Немирович-Данченко предвидел возможный финал. В марте 1923 года он сообщал К. С. в Америку: «Чехов, между прочим, о чем-то замечтал, о каком-то особом, почти религиозном направлении театра и начал увлекать на это свою Студию „довериться“ ему вполне. Я его поддерживаю, даже не зная, чего он хочет, потому что от него как от талантливого человека можно все-таки больше ожидать, чем от работы более „серединных“. Но способен ли он быть „вожаком“?»
«Почти религиозное направление» – это, конечно, увлечение Чехова антропософскими идеями, которые повернули его мозги. Он был актером, и увлечение австрийским доктором философии Рудольфом Штайнером было не бо́льшим «преступлением», чем увлечение К. С. французским психологом Теодюлем Рибо и его «аффективной памятью». Такого рода увлечения тогда еще не считались смертным грехом.
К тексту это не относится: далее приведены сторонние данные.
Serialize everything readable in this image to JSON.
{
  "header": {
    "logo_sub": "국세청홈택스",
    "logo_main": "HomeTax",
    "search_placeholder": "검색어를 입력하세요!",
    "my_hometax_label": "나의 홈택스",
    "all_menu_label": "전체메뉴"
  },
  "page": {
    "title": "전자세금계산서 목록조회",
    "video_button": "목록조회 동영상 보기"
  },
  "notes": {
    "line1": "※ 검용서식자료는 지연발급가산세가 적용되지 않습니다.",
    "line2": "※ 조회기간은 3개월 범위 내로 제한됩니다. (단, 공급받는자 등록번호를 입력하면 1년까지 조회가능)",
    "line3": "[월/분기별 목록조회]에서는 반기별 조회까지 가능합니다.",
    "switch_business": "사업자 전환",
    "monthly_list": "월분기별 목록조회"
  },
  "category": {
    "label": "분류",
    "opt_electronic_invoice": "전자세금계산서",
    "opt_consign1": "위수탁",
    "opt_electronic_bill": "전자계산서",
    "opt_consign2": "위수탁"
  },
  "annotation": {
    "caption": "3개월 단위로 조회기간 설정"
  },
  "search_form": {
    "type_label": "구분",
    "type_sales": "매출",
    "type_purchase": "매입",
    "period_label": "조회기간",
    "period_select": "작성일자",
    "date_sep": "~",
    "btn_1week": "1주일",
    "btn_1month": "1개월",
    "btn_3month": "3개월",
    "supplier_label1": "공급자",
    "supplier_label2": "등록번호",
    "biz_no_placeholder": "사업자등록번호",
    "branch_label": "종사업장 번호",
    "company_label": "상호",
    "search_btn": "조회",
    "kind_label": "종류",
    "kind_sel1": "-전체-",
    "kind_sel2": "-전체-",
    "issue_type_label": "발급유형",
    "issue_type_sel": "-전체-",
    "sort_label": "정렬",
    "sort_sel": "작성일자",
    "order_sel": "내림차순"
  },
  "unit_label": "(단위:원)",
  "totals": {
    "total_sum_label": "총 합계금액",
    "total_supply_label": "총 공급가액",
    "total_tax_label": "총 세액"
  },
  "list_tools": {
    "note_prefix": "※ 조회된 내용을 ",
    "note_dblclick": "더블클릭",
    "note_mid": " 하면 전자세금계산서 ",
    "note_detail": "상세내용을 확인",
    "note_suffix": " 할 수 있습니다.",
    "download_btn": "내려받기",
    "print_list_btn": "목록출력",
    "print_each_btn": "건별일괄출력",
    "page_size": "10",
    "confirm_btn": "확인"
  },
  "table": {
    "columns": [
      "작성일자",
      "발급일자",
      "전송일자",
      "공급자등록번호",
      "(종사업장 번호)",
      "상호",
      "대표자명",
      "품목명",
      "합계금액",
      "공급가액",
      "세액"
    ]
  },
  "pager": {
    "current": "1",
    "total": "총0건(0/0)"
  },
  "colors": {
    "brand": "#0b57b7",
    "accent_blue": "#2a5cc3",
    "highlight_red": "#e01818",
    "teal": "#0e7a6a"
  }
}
Проблема оказалась в другом. Возглавив новый театр на площади Свердлова, актер стал «диктатором» (это его определение). Но первый артист в театре – это еще не вожак в стае. Гений Чехова мог увлечь своими озарениями группу актеров, но «вожаком» советского театра под именем МХАТ Второй он стать не мог.
Против М. Чехова, замечает И. Соловьева, поначалу выступили ведь не власти предержащие, а именно его товарищи по театру. Один из самых одаренных соратников Чехова еще со времен Первой студии Алексей Дикий стал самым яростным его оппонентом. Уже после смерти Сталина, когда ни самого М. Чехова, ни МХАТа Второго не было на земле, А. Дикий написал мемуары, в которых вспоминал репетиции «Гамлета», где группа очарованных Чеховым актеров стала заниматься странными упражнениями. Для «земнородного» Дикого это «радение» или «столоверчение» было органически неприемлемо. Вот портрет Чехова – принца датского, врезавшийся в память мемуариста: «Бледный, с тонким и чахлым лицом вырожденца, с гривой белых легких волос, длинными прямыми космами спадающих на плечи, метался по сцене чеховский Гамлет, ничего, в сущности, не добиваясь, терзаясь невозможностью оставить грешную землю, удалиться в тихую юдоль созерцания, небытия. Для этого Гамлета „не жить“ было бы высшей отрадой».
Ревнивый глаз «земнородного» прекрасно уловил внешний рисунок актерской игры. Но источников чеховского триумфа он разгадать не захотел. О том, что это был за спектакль, написала сразу же после премьеры другая артистка и подружка Чехова по Первой студии Софья Гиацинтова: «Миша душой говорит, и так как язык этой души необычайно талантлив, его слышат все и все плачут… в три ручья».
Земнородные и мистики
О чем плакали? В поисках ответа Инна Соловьева решила изучить помрежевский экземпляр пьесы. То есть той пьесы, по которой игрался спектакль о принце датском. Выяснились интереснейшие обстоятельства. Михаил Чехов играл по тексту не только сокращенному, но измененному глубинно и последовательно. «Текст, – замечает И. Соловьева, – перебирают слово за словом, пересеивают. Меняются, сжимаются реплики. Останавливаются, не договариваются монологи. Кажется, не бывало Гамлета, столь готового смолкнуть».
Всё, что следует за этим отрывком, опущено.